Our initial hope was that we could neatly avoid saving every result to memory and using a dozen different methods for every minor task by chaining much of the process into one method. However, this approach didn’t make any room for easily putting in exceptions (e.g. when you’d already guessed a letter), and random errors kept creeping in until we knew that we had to start over.
Starting to feel hopeless and tired, we frantically reworked our whole program, deleting almost everything we wrote and slowly building it up in a new way that depended on saving every result to variables before proceeding. Finally, a full three hours after we started, we got the first hopeful sign: we had properly written a method that filled in the correct letters, and saved the result until the next letter was guessed. The sense of accomplishment grew as old errors were fixed quickly after that, and new issues didn’t stump us for long. We checked that we were running our code as efficiently as possible, making changes to loops that were onerously written and redoing the way we drew our initial empty board to remove a few unnecessary lines. Nearly done! A few edge cases bothered us; for example, the ability to write in multiple letters at once or use numbers or other characters. We added in some extra if blocks to handle those cases, and BOOM! Done!
I can see how I’d get addicted to the thrill of finding a solution. That thousandth time you run the program, and all of a sudden everything has fallen into place and it performs as expected - that’s magical! Next up is tic-tac-toe, but that can wait for tomorrow. It’s time to unwind and meet some mentors now. Cheers!
Day 1
I stepped in ready with excitement. Like a toddler giddy about the prospect of going to kindergarten, I came off a lifelong string of unfulfilling educational experiences ready for the next phase of life. In the introductory icebreakers, you could tell how strong that sentiment was among the cohort - at least a dozen people cited their pride at leaving behind their staid jobs, the rat race, the old-fashioned expectations of friends and family, and giving it all up to try to make something.
That might be making something of ourselves, or making some actual thing. I heard people say they want to unleash their creativity, they want to enable themselves to take control of their dreams, or at the very least they want to find a job that doesn’t treat them like replaceable number-crunchers. Together those confessions collude to create a beautiful sense of understanding of why we all came here.
Going into the first lecture was tense; it seemed that everyone was scared to know less than everyone else. Our nerves eased, however, as Khurram did a fantastic job of setting the pace appropriately, constantly reaching out for feedback, and turning the abstract advantages of Git version control into simple, concrete lessons.
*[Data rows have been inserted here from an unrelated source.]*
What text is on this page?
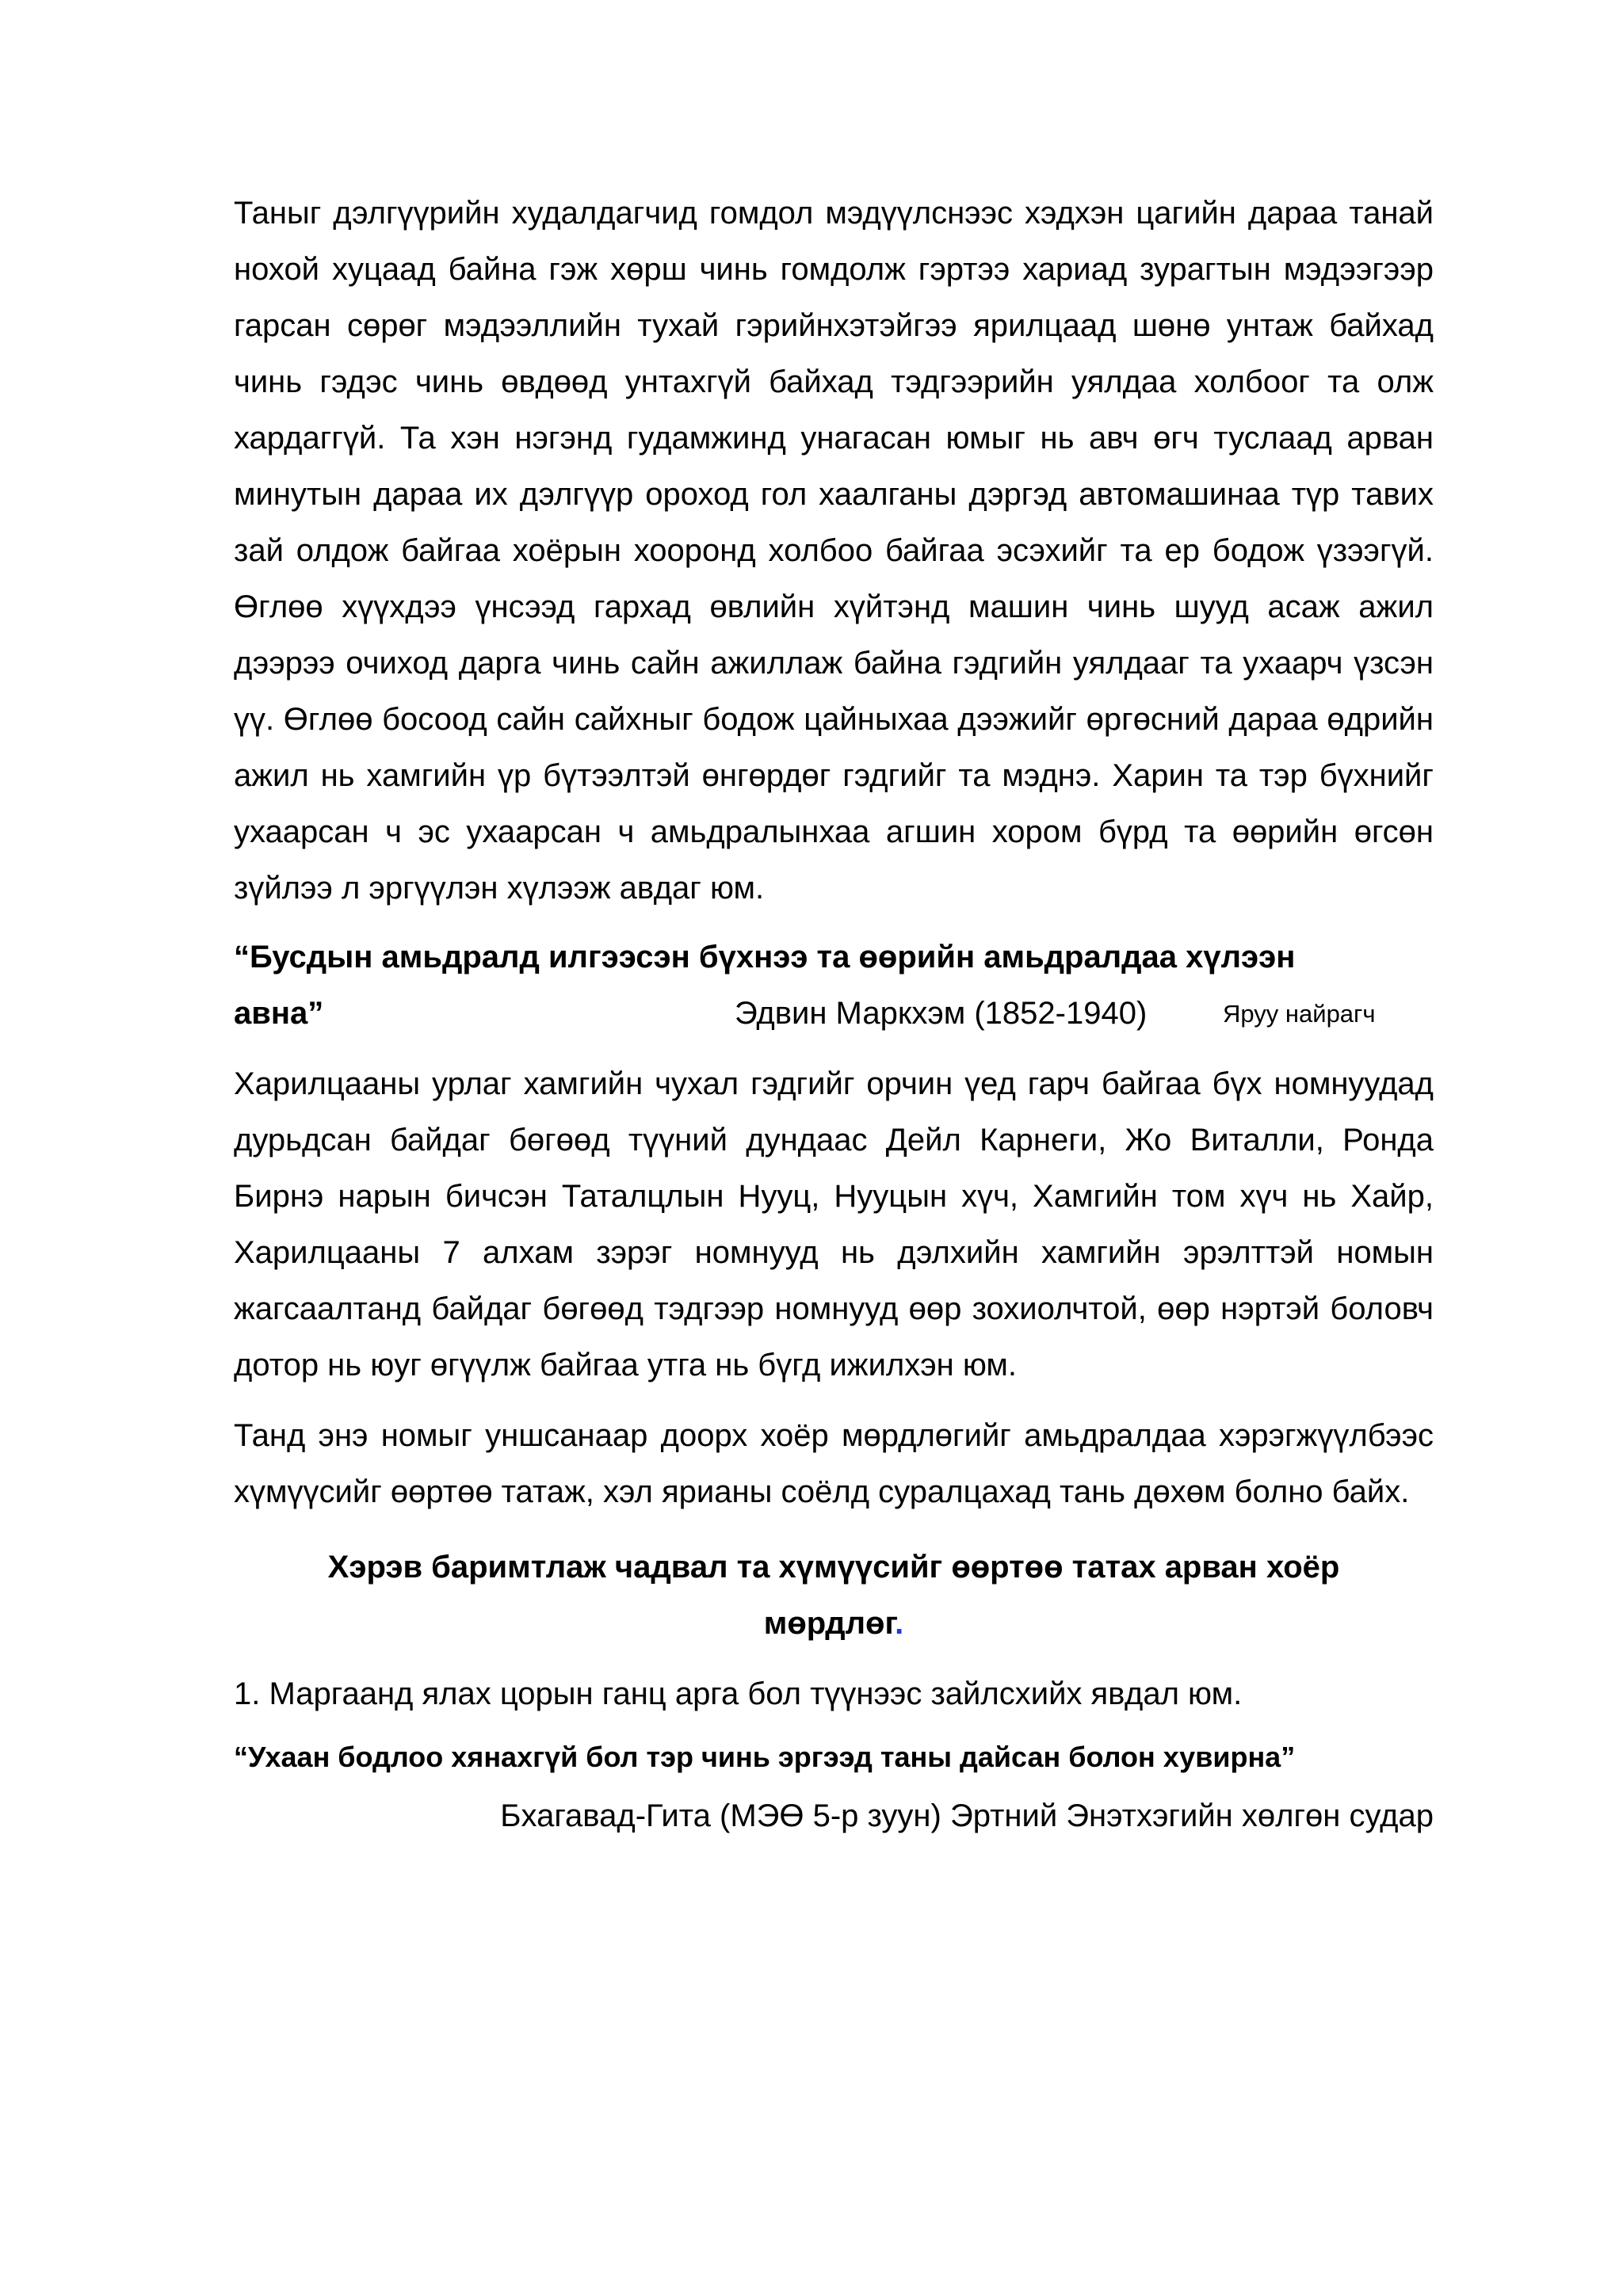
Таныг дэлгүүрийн худалдагчид гомдол мэдүүлснээс хэдхэн цагийн дараа танай нохой хуцаад байна гэж хөрш чинь гомдолж гэртээ хариад зурагтын мэдээгээр гарсан сөрөг мэдээллийн тухай гэрийнхэтэйгээ ярилцаад шөнө унтаж байхад чинь гэдэс чинь өвдөөд унтахгүй байхад тэдгээрийн уялдаа холбоог та олж хардаггүй. Та хэн нэгэнд гудамжинд унагасан юмыг нь авч өгч туслаад арван минутын дараа их дэлгүүр ороход гол хаалганы дэргэд автомашинаа түр тавих зай олдож байгаа хоёрын хооронд холбоо байгаа эсэхийг та ер бодож үзээгүй. Өглөө хүүхдээ үнсээд гархад өвлийн хүйтэнд машин чинь шууд асаж ажил дээрээ очиход дарга чинь сайн ажиллаж байна гэдгийн уялдааг та ухаарч үзсэн үү. Өглөө босоод сайн сайхныг бодож цайныхаа дээжийг өргөсний дараа өдрийн ажил нь хамгийн үр бүтээлтэй өнгөрдөг гэдгийг та мэднэ. Харин та тэр бүхнийг ухаарсан ч эс ухаарсан ч амьдралынхаа агшин хором бүрд та өөрийн өгсөн зүйлээ л эргүүлэн хүлээж авдаг юм.

“Бусдын амьдралд илгээсэн бүхнээ та өөрийн амьдралдаа хүлээн

авна”	Эдвин Маркхэм (1852-1940)	Яруу найрагч

Харилцааны урлаг хамгийн чухал гэдгийг орчин үед гарч байгаа бүх номнуудад дурьдсан байдаг бөгөөд түүний дундаас Дейл Карнеги, Жо Виталли, Ронда Бирнэ нарын бичсэн Таталцлын Нууц, Нууцын хүч, Хамгийн том хүч нь Хайр, Харилцааны 7 алхам зэрэг номнууд нь дэлхийн хамгийн эрэлттэй номын жагсаалтанд байдаг бөгөөд тэдгээр номнууд өөр зохиолчтой, өөр нэртэй боловч дотор нь юуг өгүүлж байгаа утга нь бүгд ижилхэн юм.

Танд энэ номыг уншсанаар доорх хоёр мөрдлөгийг амьдралдаа хэрэгжүүлбээс хүмүүсийг өөртөө татаж, хэл ярианы соёлд суралцахад тань дөхөм болно байх.

Хэрэв баримтлаж чадвал та хүмүүсийг өөртөө татах арван хоёр
мөрдлөг.

1. Маргаанд ялах цорын ганц арга бол түүнээс зайлсхийх явдал юм.

“Ухаан бодлоо хянахгүй бол тэр чинь эргээд таны дайсан болон хувирна”

Бхагавад-Гита (МЭӨ 5-р зуун) Эртний Энэтхэгийн хөлгөн судар
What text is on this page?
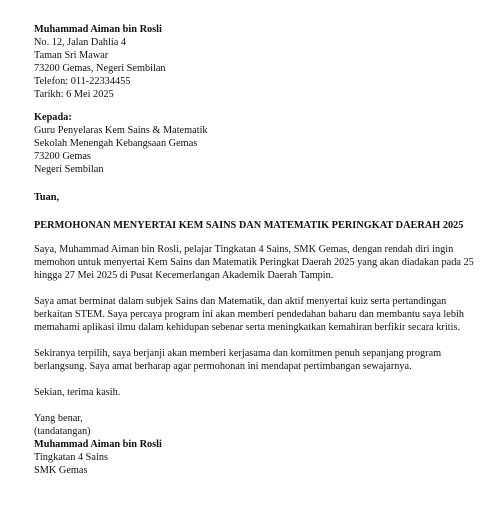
Muhammad Aiman bin Rosli
No. 12, Jalan Dahlia 4
Taman Sri Mawar
73200 Gemas, Negeri Sembilan
Telefon: 011-22334455
Tarikh: 6 Mei 2025
Kepada:
Guru Penyelaras Kem Sains & Matematik
Sekolah Menengah Kebangsaan Gemas
73200 Gemas
Negeri Sembilan
Tuan,
PERMOHONAN MENYERTAI KEM SAINS DAN MATEMATIK PERINGKAT DAERAH 2025
Saya, Muhammad Aiman bin Rosli, pelajar Tingkatan 4 Sains, SMK Gemas, dengan rendah diri ingin memohon untuk menyertai Kem Sains dan Matematik Peringkat Daerah 2025 yang akan diadakan pada 25 hingga 27 Mei 2025 di Pusat Kecemerlangan Akademik Daerah Tampin.
Saya amat berminat dalam subjek Sains dan Matematik, dan aktif menyertai kuiz serta pertandingan berkaitan STEM. Saya percaya program ini akan memberi pendedahan baharu dan membantu saya lebih memahami aplikasi ilmu dalam kehidupan sebenar serta meningkatkan kemahiran berfikir secara kritis.
Sekiranya terpilih, saya berjanji akan memberi kerjasama dan komitmen penuh sepanjang program berlangsung. Saya amat berharap agar permohonan ini mendapat pertimbangan sewajarnya.
Sekian, terima kasih.
Yang benar,
(tandatangan)
Muhammad Aiman bin Rosli
Tingkatan 4 Sains
SMK Gemas
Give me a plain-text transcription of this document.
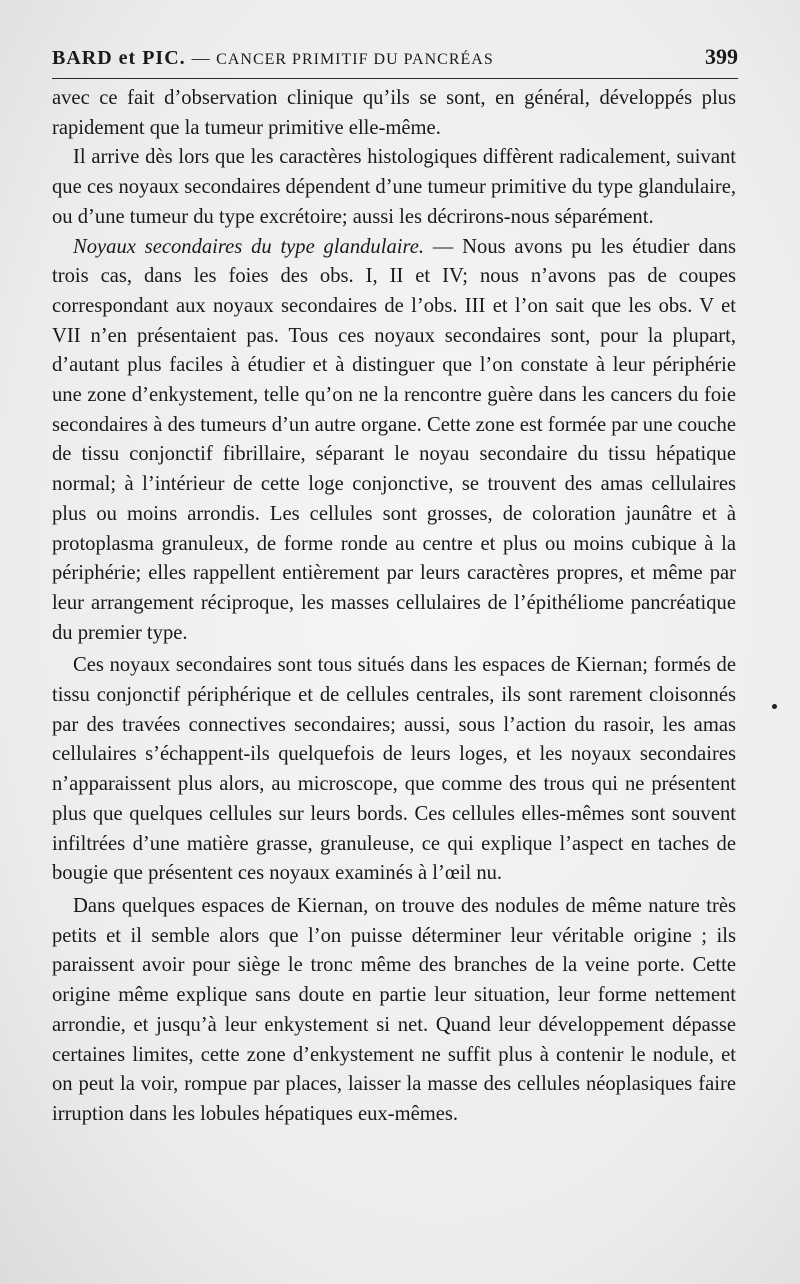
BARD et PIC. — CANCER PRIMITIF DU PANCRÉAS	399

avec ce fait d’observation clinique qu’ils se sont, en général, développés plus rapidement que la tumeur primitive elle-même.

Il arrive dès lors que les caractères histologiques diffèrent radicalement, suivant que ces noyaux secondaires dépendent d’une tumeur primitive du type glandulaire, ou d’une tumeur du type excrétoire; aussi les décrirons-nous séparément.

Noyaux secondaires du type glandulaire. — Nous avons pu les étudier dans trois cas, dans les foies des obs. I, II et IV; nous n’avons pas de coupes correspondant aux noyaux secondaires de l’obs. III et l’on sait que les obs. V et VII n’en présentaient pas. Tous ces noyaux secondaires sont, pour la plupart, d’autant plus faciles à étudier et à distinguer que l’on constate à leur périphérie une zone d’enkystement, telle qu’on ne la rencontre guère dans les cancers du foie secondaires à des tumeurs d’un autre organe. Cette zone est formée par une couche de tissu conjonctif fibrillaire, séparant le noyau secondaire du tissu hépatique normal; à l’intérieur de cette loge conjonctive, se trouvent des amas cellulaires plus ou moins arrondis. Les cellules sont grosses, de coloration jaunâtre et à protoplasma granuleux, de forme ronde au centre et plus ou moins cubique à la périphérie; elles rappellent entièrement par leurs caractères propres, et même par leur arrangement réciproque, les masses cellulaires de l’épithéliome pancréatique du premier type.

Ces noyaux secondaires sont tous situés dans les espaces de Kiernan; formés de tissu conjonctif périphérique et de cellules centrales, ils sont rarement cloisonnés par des travées connectives secondaires; aussi, sous l’action du rasoir, les amas cellulaires s’échappent-ils quelquefois de leurs loges, et les noyaux secondaires n’apparaissent plus alors, au microscope, que comme des trous qui ne présentent plus que quelques cellules sur leurs bords. Ces cellules elles-mêmes sont souvent infiltrées d’une matière grasse, granuleuse, ce qui explique l’aspect en taches de bougie que présentent ces noyaux examinés à l’œil nu.

Dans quelques espaces de Kiernan, on trouve des nodules de même nature très petits et il semble alors que l’on puisse déterminer leur véritable origine ; ils paraissent avoir pour siège le tronc même des branches de la veine porte. Cette origine même explique sans doute en partie leur situation, leur forme nettement arrondie, et jusqu’à leur enkystement si net. Quand leur développement dépasse certaines limites, cette zone d’enkystement ne suffit plus à contenir le nodule, et on peut la voir, rompue par places, laisser la masse des cellules néoplasiques faire irruption dans les lobules hépatiques eux-mêmes.
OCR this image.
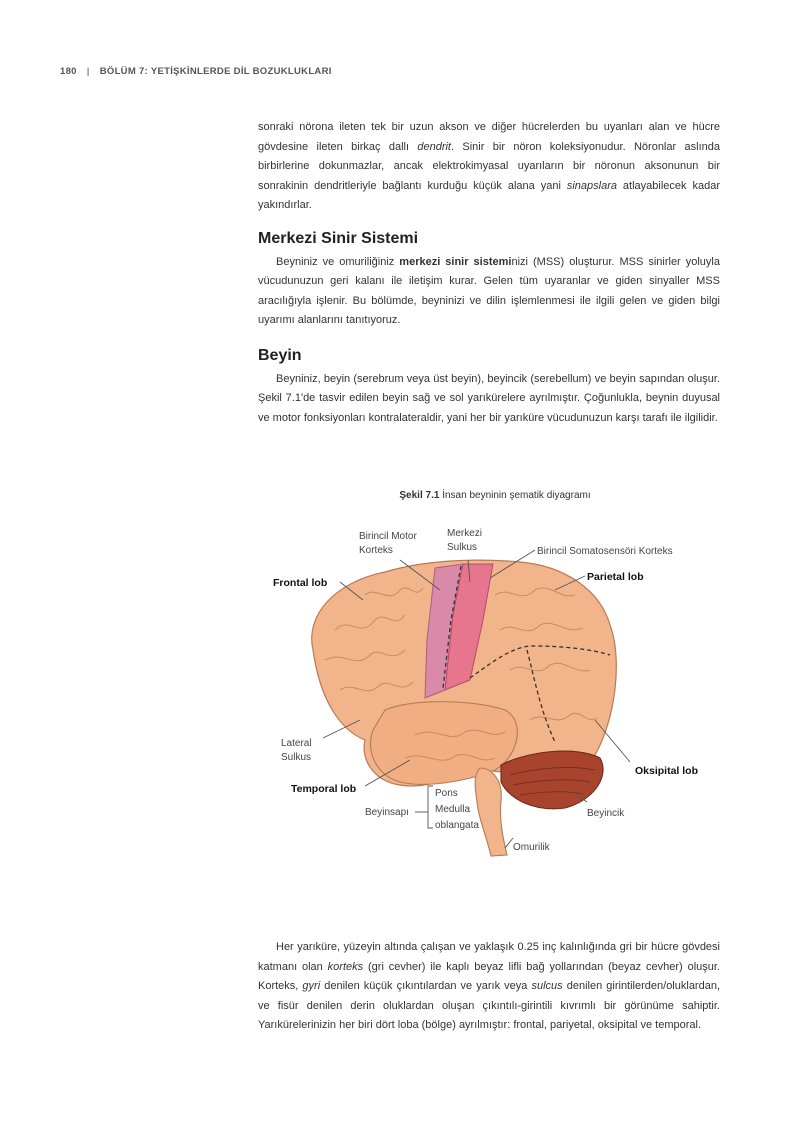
180 | BÖLÜM 7: YETİŞKİNLERDE DİL BOZUKLUKLARI

sonraki nörona ileten tek bir uzun akson ve diğer hücrelerden bu uyanları alan ve hücre gövdesine ileten birkaç dallı dendrit. Sinir bir nöron koleksiyonudur. Nöronlar aslında birbirlerine dokunmazlar, ancak elektrokimyasal uyarıların bir nöronun aksonunun bir sonrakinin dendritleriyle bağlantı kurduğu küçük alana yani sinapslara atlayabilecek kadar yakındırlar.

Merkezi Sinir Sistemi

Beyniniz ve omuriliğiniz merkezi sinir sisteminizi (MSS) oluşturur. MSS sinirler yoluyla vücudunuzun geri kalanı ile iletişim kurar. Gelen tüm uyaranlar ve giden sinyaller MSS aracılığıyla işlenir. Bu bölümde, beyninizi ve dilin işlemlenmesi ile ilgili gelen ve giden bilgi uyarımı alanlarını tanıtıyoruz.

Beyin

Beyniniz, beyin (serebrum veya üst beyin), beyincik (serebellum) ve beyin sapından oluşur. Şekil 7.1'de tasvir edilen beyin sağ ve sol yarıkürelere ayrılmıştır. Çoğunlukla, beynin duyusal ve motor fonksiyonları kontralateraldir, yani her bir yarıküre vücudunuzun karşı tarafı ile ilgilidir.

Şekil 7.1 İnsan beyninin şematik diyagramı
Birincil Motor
Korteks
Merkezi
Sulkus	Birincil Somatosensöri Korteks
Frontal lob	Parietal lob
Lateral
Sulkus
Temporal lob
Oksipital lob
Beyinsapı
Pons
Medulla
oblangata
Beyincik
Omurilik

Her yarıküre, yüzeyin altında çalışan ve yaklaşık 0.25 inç kalınlığında gri bir hücre gövdesi katmanı olan korteks (gri cevher) ile kaplı beyaz lifli bağ yollarından (beyaz cevher) oluşur. Korteks, gyri denilen küçük çıkıntılardan ve yarık veya sulcus denilen girintilerden/oluklardan, ve fisür denilen derin oluklardan oluşan çıkıntılı-girintili kıvrımlı bir görünüme sahiptir. Yarıkürelerinizin her biri dört loba (bölge) ayrılmıştır: frontal, pariyetal, oksipital ve temporal.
When we got on to our first assignment, it slowly started to make sense - the thrill of “actually” coding (even though this was just an exercise in command-line and git interfaces), and seeing understanding driven by our own ability to tinker and experiment and fail repetitively until the idea sinks in. The “Aha!” moment is the best part of it all. We’re obviously going to be exhausted by the end of these nine weeks, but right now the exhilaration of being here and making it all happen overwhelms any sense of tiredness. Let’s pray that feeling lasts!